Zaranthan 23rd Jun 2019, 2:42 AM edit delete reply
That's actually a policy I agree with. When you get a job, you can know literally everything there is to know, but if you can't just sit down and do the day to day drudge work, you're worthless as an employee. Nobody will pay you to know things, they pay you to DO things.
Xaphan 23rd Jun 2019, 5:29 AM edit delete reply
Certain universities will indeed pay you to know things, the downside being that you have to teach students for thirty years or so first to prove it.
Brigid 23rd Jun 2019, 6:50 AM edit delete reply
Minnesota had these packets that went out to elementary schools every year. The teachers openly *hated* them because an entire *week* had to be devoted to these pointless things, meaning us kids couldn't make any progress in our actual classes.
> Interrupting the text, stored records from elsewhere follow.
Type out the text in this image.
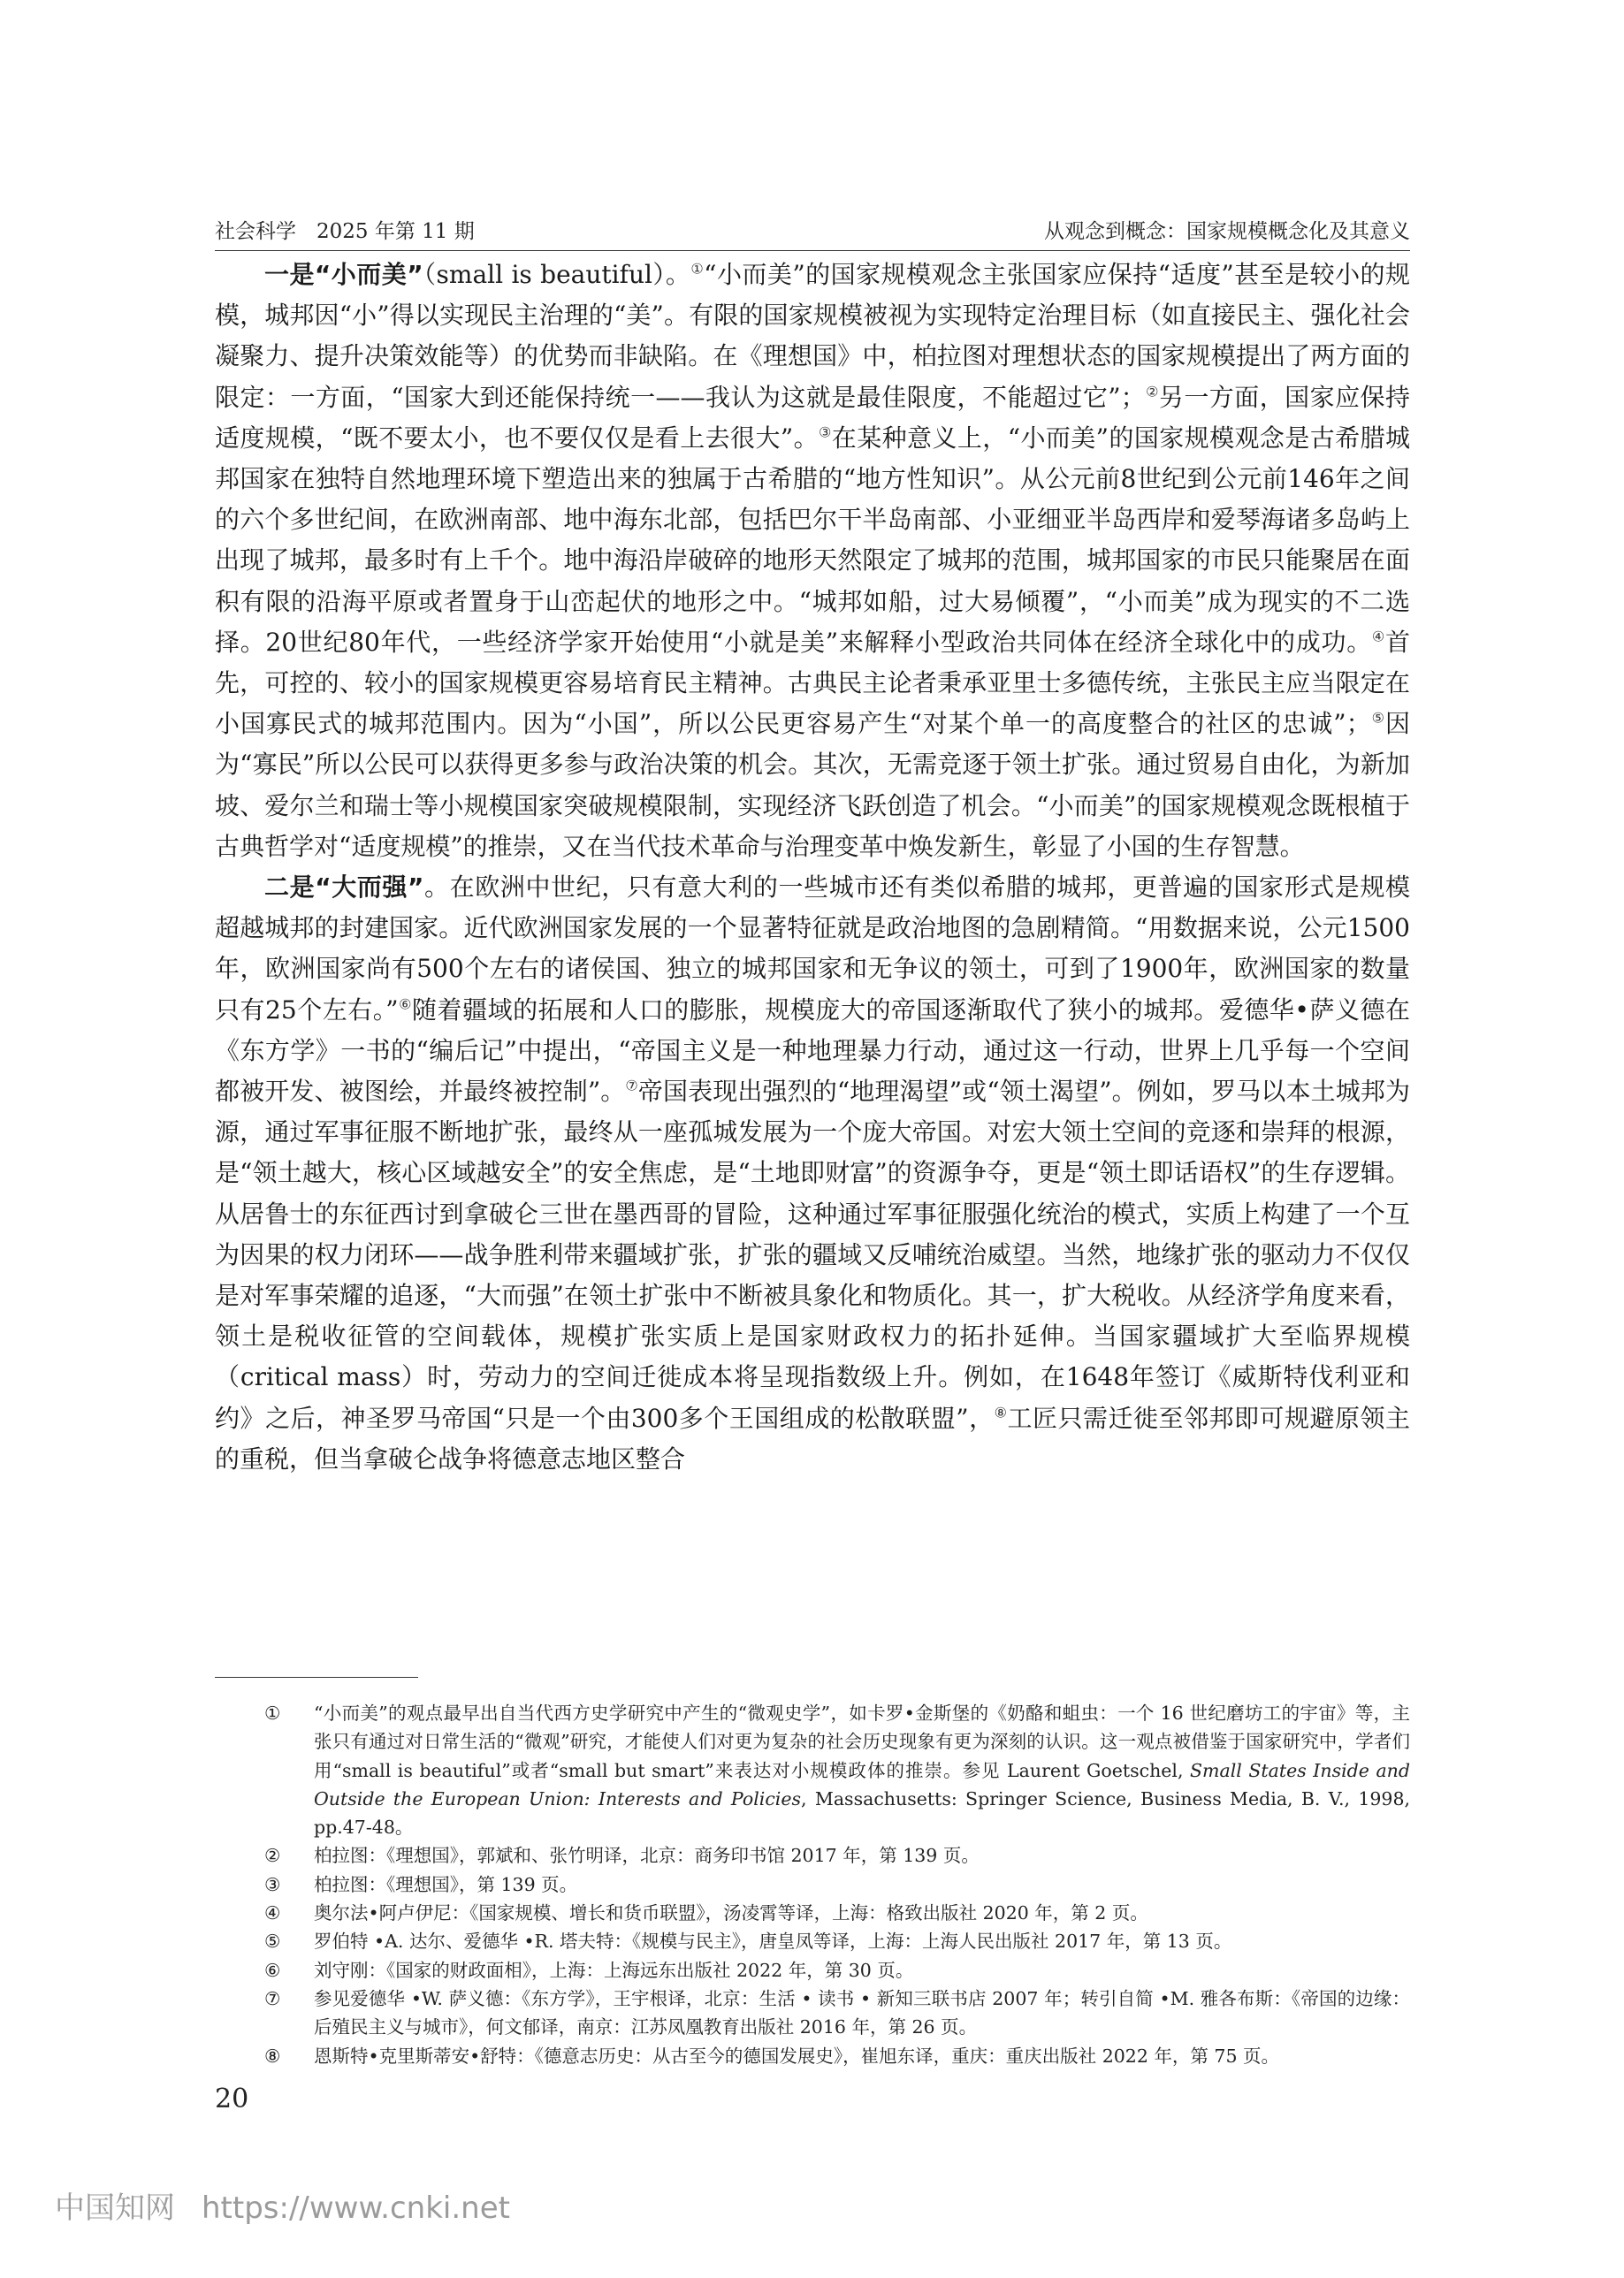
社会科学　2025 年第 11 期	从观念到概念：国家规模概念化及其意义

一是“小而美”（small is beautiful）。①“小而美”的国家规模观念主张国家应保持“适度”甚至是较小的规模，城邦因“小”得以实现民主治理的“美”。有限的国家规模被视为实现特定治理目标（如直接民主、强化社会凝聚力、提升决策效能等）的优势而非缺陷。在《理想国》中，柏拉图对理想状态的国家规模提出了两方面的限定：一方面，“国家大到还能保持统一——我认为这就是最佳限度，不能超过它”；②另一方面，国家应保持适度规模，“既不要太小，也不要仅仅是看上去很大”。③在某种意义上，“小而美”的国家规模观念是古希腊城邦国家在独特自然地理环境下塑造出来的独属于古希腊的“地方性知识”。从公元前8世纪到公元前146年之间的六个多世纪间，在欧洲南部、地中海东北部，包括巴尔干半岛南部、小亚细亚半岛西岸和爱琴海诸多岛屿上出现了城邦，最多时有上千个。地中海沿岸破碎的地形天然限定了城邦的范围，城邦国家的市民只能聚居在面积有限的沿海平原或者置身于山峦起伏的地形之中。“城邦如船，过大易倾覆”，“小而美”成为现实的不二选择。20世纪80年代，一些经济学家开始使用“小就是美”来解释小型政治共同体在经济全球化中的成功。④首先，可控的、较小的国家规模更容易培育民主精神。古典民主论者秉承亚里士多德传统，主张民主应当限定在小国寡民式的城邦范围内。因为“小国”，所以公民更容易产生“对某个单一的高度整合的社区的忠诚”；⑤因为“寡民”所以公民可以获得更多参与政治决策的机会。其次，无需竞逐于领土扩张。通过贸易自由化，为新加坡、爱尔兰和瑞士等小规模国家突破规模限制，实现经济飞跃创造了机会。“小而美”的国家规模观念既根植于古典哲学对“适度规模”的推崇，又在当代技术革命与治理变革中焕发新生，彰显了小国的生存智慧。

二是“大而强”。在欧洲中世纪，只有意大利的一些城市还有类似希腊的城邦，更普遍的国家形式是规模超越城邦的封建国家。近代欧洲国家发展的一个显著特征就是政治地图的急剧精简。“用数据来说，公元1500年，欧洲国家尚有500个左右的诸侯国、独立的城邦国家和无争议的领土，可到了1900年，欧洲国家的数量只有25个左右。”⑥随着疆域的拓展和人口的膨胀，规模庞大的帝国逐渐取代了狭小的城邦。爱德华•萨义德在《东方学》一书的“编后记”中提出，“帝国主义是一种地理暴力行动，通过这一行动，世界上几乎每一个空间都被开发、被图绘，并最终被控制”。⑦帝国表现出强烈的“地理渴望”或“领土渴望”。例如，罗马以本土城邦为源，通过军事征服不断地扩张，最终从一座孤城发展为一个庞大帝国。对宏大领土空间的竞逐和崇拜的根源，是“领土越大，核心区域越安全”的安全焦虑，是“土地即财富”的资源争夺，更是“领土即话语权”的生存逻辑。从居鲁士的东征西讨到拿破仑三世在墨西哥的冒险，这种通过军事征服强化统治的模式，实质上构建了一个互为因果的权力闭环——战争胜利带来疆域扩张，扩张的疆域又反哺统治威望。当然，地缘扩张的驱动力不仅仅是对军事荣耀的追逐，“大而强”在领土扩张中不断被具象化和物质化。其一，扩大税收。从经济学角度来看，领土是税收征管的空间载体，规模扩张实质上是国家财政权力的拓扑延伸。当国家疆域扩大至临界规模（critical mass）时，劳动力的空间迁徙成本将呈现指数级上升。例如，在1648年签订《威斯特伐利亚和约》之后，神圣罗马帝国“只是一个由300多个王国组成的松散联盟”，⑧工匠只需迁徙至邻邦即可规避原领主的重税，但当拿破仑战争将德意志地区整合

①	“小而美”的观点最早出自当代西方史学研究中产生的“微观史学”，如卡罗•金斯堡的《奶酪和蛆虫：一个 16 世纪磨坊工的宇宙》等，主张只有通过对日常生活的“微观”研究，才能使人们对更为复杂的社会历史现象有更为深刻的认识。这一观点被借鉴于国家研究中，学者们用“small is beautiful”或者“small but smart”来表达对小规模政体的推崇。参见 Laurent Goetschel, Small States Inside and Outside the European Union: Interests and Policies, Massachusetts: Springer Science, Business Media, B. V., 1998, pp.47-48。
②	柏拉图：《理想国》，郭斌和、张竹明译，北京：商务印书馆 2017 年，第 139 页。
③	柏拉图：《理想国》，第 139 页。
④	奥尔法•阿卢伊尼：《国家规模、增长和货币联盟》，汤凌霄等译，上海：格致出版社 2020 年，第 2 页。
⑤	罗伯特 •A. 达尔、爱德华 •R. 塔夫特：《规模与民主》，唐皇凤等译，上海：上海人民出版社 2017 年，第 13 页。
⑥	刘守刚：《国家的财政面相》，上海：上海远东出版社 2022 年，第 30 页。
⑦	参见爱德华 •W. 萨义德：《东方学》，王宇根译，北京：生活 • 读书 • 新知三联书店 2007 年；转引自简 •M. 雅各布斯：《帝国的边缘：后殖民主义与城市》，何文郁译，南京：江苏凤凰教育出版社 2016 年，第 26 页。
⑧	恩斯特•克里斯蒂安•舒特：《德意志历史：从古至今的德国发展史》，崔旭东译，重庆：重庆出版社 2022 年，第 75 页。
20
中国知网 https://www.cnki.net
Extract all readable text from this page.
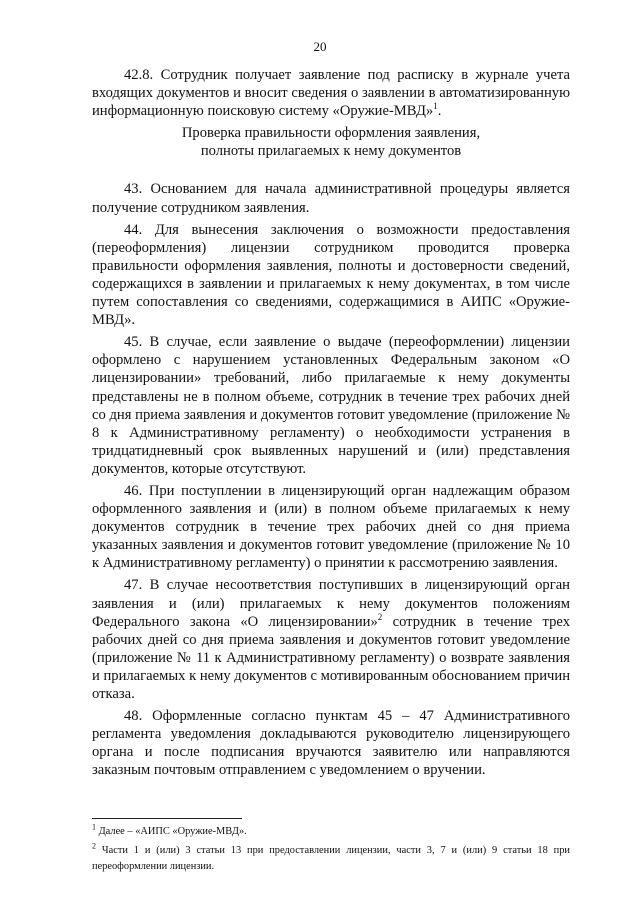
20

42.8. Сотрудник получает заявление под расписку в журнале учета входящих документов и вносит сведения о заявлении в автоматизированную информационную поисковую систему «Оружие-МВД»$^1$.

Проверка правильности оформления заявления,
полноты прилагаемых к нему документов

43. Основанием для начала административной процедуры является получение сотрудником заявления.

44. Для вынесения заключения о возможности предоставления (переоформления) лицензии сотрудником проводится проверка правильности оформления заявления, полноты и достоверности сведений, содержащихся в заявлении и прилагаемых к нему документах, в том числе путем сопоставления со сведениями, содержащимися в АИПС «Оружие-МВД».

45. В случае, если заявление о выдаче (переоформлении) лицензии оформлено с нарушением установленных Федеральным законом «О лицензировании» требований, либо прилагаемые к нему документы представлены не в полном объеме, сотрудник в течение трех рабочих дней со дня приема заявления и документов готовит уведомление (приложение № 8 к Административному регламенту) о необходимости устранения в тридцатидневный срок выявленных нарушений и (или) представления документов, которые отсутствуют.

46. При поступлении в лицензирующий орган надлежащим образом оформленного заявления и (или) в полном объеме прилагаемых к нему документов сотрудник в течение трех рабочих дней со дня приема указанных заявления и документов готовит уведомление (приложение № 10 к Административному регламенту) о принятии к рассмотрению заявления.

47. В случае несоответствия поступивших в лицензирующий орган заявления и (или) прилагаемых к нему документов положениям Федерального закона «О лицензировании»$^2$ сотрудник в течение трех рабочих дней со дня приема заявления и документов готовит уведомление (приложение № 11 к Административному регламенту) о возврате заявления и прилагаемых к нему документов с мотивированным обоснованием причин отказа.

48. Оформленные согласно пунктам 45 – 47 Административного регламента уведомления докладываются руководителю лицензирующего органа и после подписания вручаются заявителю или направляются заказным почтовым отправлением с уведомлением о вручении.

$^1$ Далее – «АИПС «Оружие-МВД».

$^2$ Части 1 и (или) 3 статьи 13 при предоставлении лицензии, части 3, 7 и (или) 9 статьи 18 при переоформлении лицензии.
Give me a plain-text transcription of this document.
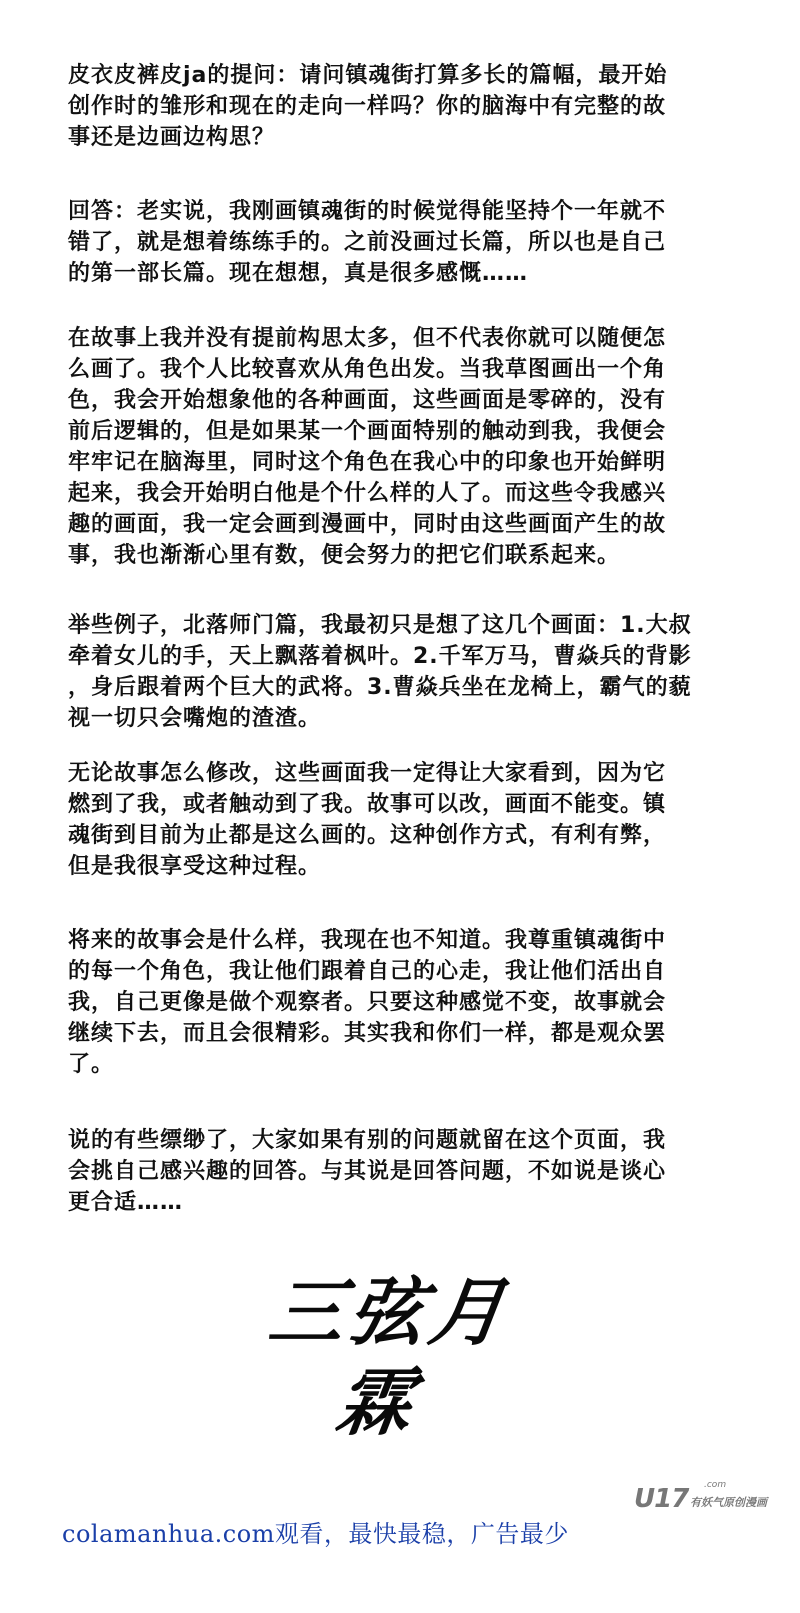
皮衣皮裤皮ja的提问：请问镇魂街打算多长的篇幅，最开始
创作时的雏形和现在的走向一样吗？你的脑海中有完整的故
事还是边画边构思？

回答：老实说，我刚画镇魂街的时候觉得能坚持个一年就不
错了，就是想着练练手的。之前没画过长篇，所以也是自己
的第一部长篇。现在想想，真是很多感慨……

在故事上我并没有提前构思太多，但不代表你就可以随便怎
么画了。我个人比较喜欢从角色出发。当我草图画出一个角
色，我会开始想象他的各种画面，这些画面是零碎的，没有
前后逻辑的，但是如果某一个画面特别的触动到我，我便会
牢牢记在脑海里，同时这个角色在我心中的印象也开始鲜明
起来，我会开始明白他是个什么样的人了。而这些令我感兴
趣的画面，我一定会画到漫画中，同时由这些画面产生的故
事，我也渐渐心里有数，便会努力的把它们联系起来。

举些例子，北落师门篇，我最初只是想了这几个画面：1.大叔
牵着女儿的手，天上飘落着枫叶。2.千军万马，曹焱兵的背影
，身后跟着两个巨大的武将。3.曹焱兵坐在龙椅上，霸气的藐
视一切只会嘴炮的渣渣。

无论故事怎么修改，这些画面我一定得让大家看到，因为它
燃到了我，或者触动到了我。故事可以改，画面不能变。镇
魂街到目前为止都是这么画的。这种创作方式，有利有弊，
但是我很享受这种过程。

将来的故事会是什么样，我现在也不知道。我尊重镇魂街中
的每一个角色，我让他们跟着自己的心走，我让他们活出自
我，自己更像是做个观察者。只要这种感觉不变，故事就会
继续下去，而且会很精彩。其实我和你们一样，都是观众罢
了。

说的有些缥缈了，大家如果有别的问题就留在这个页面，我
会挑自己感兴趣的回答。与其说是回答问题，不如说是谈心
更合适……

三弦月霖
U17 .com
有妖气原创漫画
colamanhua.com观看，最快最稳，广告最少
Which wouldn't have been so bad if the packets weren't poorly made, riddled with inaccuracies, and often required knowledge and resources far beyond what an academic father with a small *library* in his office and early dial-up internet had access to. Not to mention the annual exercise in 'look at how mean and horrible white men were to the poor, helpless Native Americans. You should fee ashamed. Ashamed!' Kinda wanted to go to school dressed as a cowboy in protest. In third grade!
Wulfraed 23rd Jun 2019, 10:22 AM edit delete reply
If they came up with "WASL" at Christmas, I'd think the creators might have been drunk... "WASL" => "Wassail"
redwings1340 23rd Jun 2019, 8:00 AM edit delete reply
redwings1340
Standardized testing is a decent idea in theory that has completely fallen apart in practice, especially in America. On one hand, its good to get a general idea of what students are learning so we can make sure that parts of the country aren't completely missing out on things like basic math or reading education, which is an absolutely vital skill in life.

However, we got stuck in the follow up to this concept. We learned that certain areas of the country were behind, so our solution is to create more standardized tests. And more. And more. I've worked in classrooms over the past several years, and there's so much testing, and so much preparation for testing, that teaching becomes impossible for large sections of the year.

There are literally so many tests right now that its impossible to teach. In a fifth grade math classroom we spent about the last month of the year solely on testing. An entire month of the school year, completely gone, because there were so many standardized tests, it disrupted the entire rhythym of the class, made it impossible to learn, made the teachers and students unmotivated, and just... screwed everything up the moment we were sort of getting something to work.

Its horrifying.
Guest 24th Jun 2019, 12:11 AM edit delete reply
Fun fact: D&D 5e wizardry would absolutely *not* work with standardized testing, even less with standardized teaching.

Each wizard has to basically create or re-create each of their spells from scratches, which results in a version the wizard and only the wizard can use.

Of course it's possible to learn from scrolls and others' spellbooks, but it's not "I learned a new power", it's "I broke the personal cypher that person was using, figured out the theory, then made a version of the spell that works for me."

You'd take three wizards, a master with two students, and neither of them would be able to use the other's book to prepare Fireball.
Cyborg7221 24th Jun 2019, 5:05 PM edit delete reply
I really love this lore.

I like to take it a step further, and say that the theoretical base knowledge necessary to do this requires at least 50 years of groundwork education before mastering even the simplest cantrips and first-level spells. Maybe 30, if you specialize. This is why Human Wizards are ALWAYS OLD- AND why becoming a Warlock has its advantages, as a shortcut to power.
crazyredemu 25th Jun 2019, 11:17 PM edit delete reply
Sounds more like a public school, I went to private school it was pretty good compared to the local hell holes.